This volume, conceived and curated by the Swiss-Italian artist Vivianne van Singer, is a tribute to Luciano Fabro, an artist and theorist best known as one of the founders of the Arte Povera movement.
Van Singer, who always loved Fabro’s practice and collaborated with him on several teaching projects at the school where she worked at the time, reflects upon Fabro’s untimely passing and pays homage to his oeuvre by collecting a series of texts, images, and artworks by artists, critics, museum directors, prominent figures of the art world, and friends of the artist who responded to her invitation to create a convivium of sorts. Their contributions have taken on a variety of forms: textual, visual, works of art, sentences, or even single words, each helping to shape what may be considered a passage de témoins. This volume stems from Van Singer’s desire to bring together around Fabro’s theories that which is still alive and present today, making it possible to carry forth the gestures, culture, and path he himself had opened. The publication also offers many of the artist’s works and a collection of his writings and conferences, which Van Singer considers to be still quite relevant, even premonitory.

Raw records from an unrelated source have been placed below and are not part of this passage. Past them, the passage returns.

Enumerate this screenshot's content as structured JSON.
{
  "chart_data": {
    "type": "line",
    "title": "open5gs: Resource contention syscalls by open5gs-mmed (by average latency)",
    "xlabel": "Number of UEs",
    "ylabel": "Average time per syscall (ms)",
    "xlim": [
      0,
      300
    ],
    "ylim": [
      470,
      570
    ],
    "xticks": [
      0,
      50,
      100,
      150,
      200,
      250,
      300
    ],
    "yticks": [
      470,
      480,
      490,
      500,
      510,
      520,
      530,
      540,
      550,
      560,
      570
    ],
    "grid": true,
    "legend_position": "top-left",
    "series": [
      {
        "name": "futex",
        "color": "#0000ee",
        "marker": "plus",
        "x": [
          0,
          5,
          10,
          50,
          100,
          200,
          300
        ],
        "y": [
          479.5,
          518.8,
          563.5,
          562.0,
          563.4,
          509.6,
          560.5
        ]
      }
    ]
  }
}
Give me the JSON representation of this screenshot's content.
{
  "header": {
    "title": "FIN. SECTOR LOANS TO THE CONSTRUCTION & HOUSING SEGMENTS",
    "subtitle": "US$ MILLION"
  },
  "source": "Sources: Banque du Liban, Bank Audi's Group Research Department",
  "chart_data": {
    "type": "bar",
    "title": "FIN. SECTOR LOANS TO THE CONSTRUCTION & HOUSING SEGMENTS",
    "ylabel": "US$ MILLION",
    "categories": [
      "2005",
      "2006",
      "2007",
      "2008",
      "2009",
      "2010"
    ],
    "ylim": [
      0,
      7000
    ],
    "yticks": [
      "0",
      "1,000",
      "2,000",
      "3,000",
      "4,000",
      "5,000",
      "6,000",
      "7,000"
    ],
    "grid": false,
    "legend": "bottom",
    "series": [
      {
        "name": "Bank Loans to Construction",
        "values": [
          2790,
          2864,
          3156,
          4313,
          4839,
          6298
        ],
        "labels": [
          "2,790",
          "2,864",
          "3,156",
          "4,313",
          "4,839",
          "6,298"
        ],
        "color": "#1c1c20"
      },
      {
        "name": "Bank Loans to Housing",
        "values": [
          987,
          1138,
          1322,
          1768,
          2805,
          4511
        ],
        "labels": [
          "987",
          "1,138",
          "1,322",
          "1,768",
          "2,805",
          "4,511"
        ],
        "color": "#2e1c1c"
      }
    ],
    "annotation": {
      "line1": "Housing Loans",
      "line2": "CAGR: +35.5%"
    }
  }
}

Contributors: Luciano Fabro with Giovanni Anselmo, Marie-Laure Bernadac, Stefano Boccalini, Saskia Bos, Jan Braet, Gianni Caravaggio, Thierry de Duve, Davide De Francesco, Franca Falletti, Rudi Fuchs, Arianna Giorgi, Véronique Goudinoux, Jan Hoet, Arcangelo Izzo, Jacinto Lageira, Thérèse Legierse, Giovanni Lista, Alessandra Lukinovich, Marcello Maloberti, Massimo Minini, Liliana Moro, Hidetoshi Nagasawa, Maria Nordman, Werner Œchslin, Giulio Paolini, Margit Rowell, Bernhard Rüdiger, Sarkis, Pascal Schwaighofer, Martin Schwander, Dieter Schwarz, Didier Semin, Daniel Soutif, Ettore Spalletti, Micheline Szwajcer-Tob, Niele Toroni, Luciana Trombetta, Theodora Vischer, Adelina von Fürstenberg, Denys Zacharopoulos, Vivianne van Singer.
Vivianne van Singer is an artist as well as a teacher of contemporary art. The interconnection of theory and practice, of research, creation, and communication is intimately tied to her own life experience.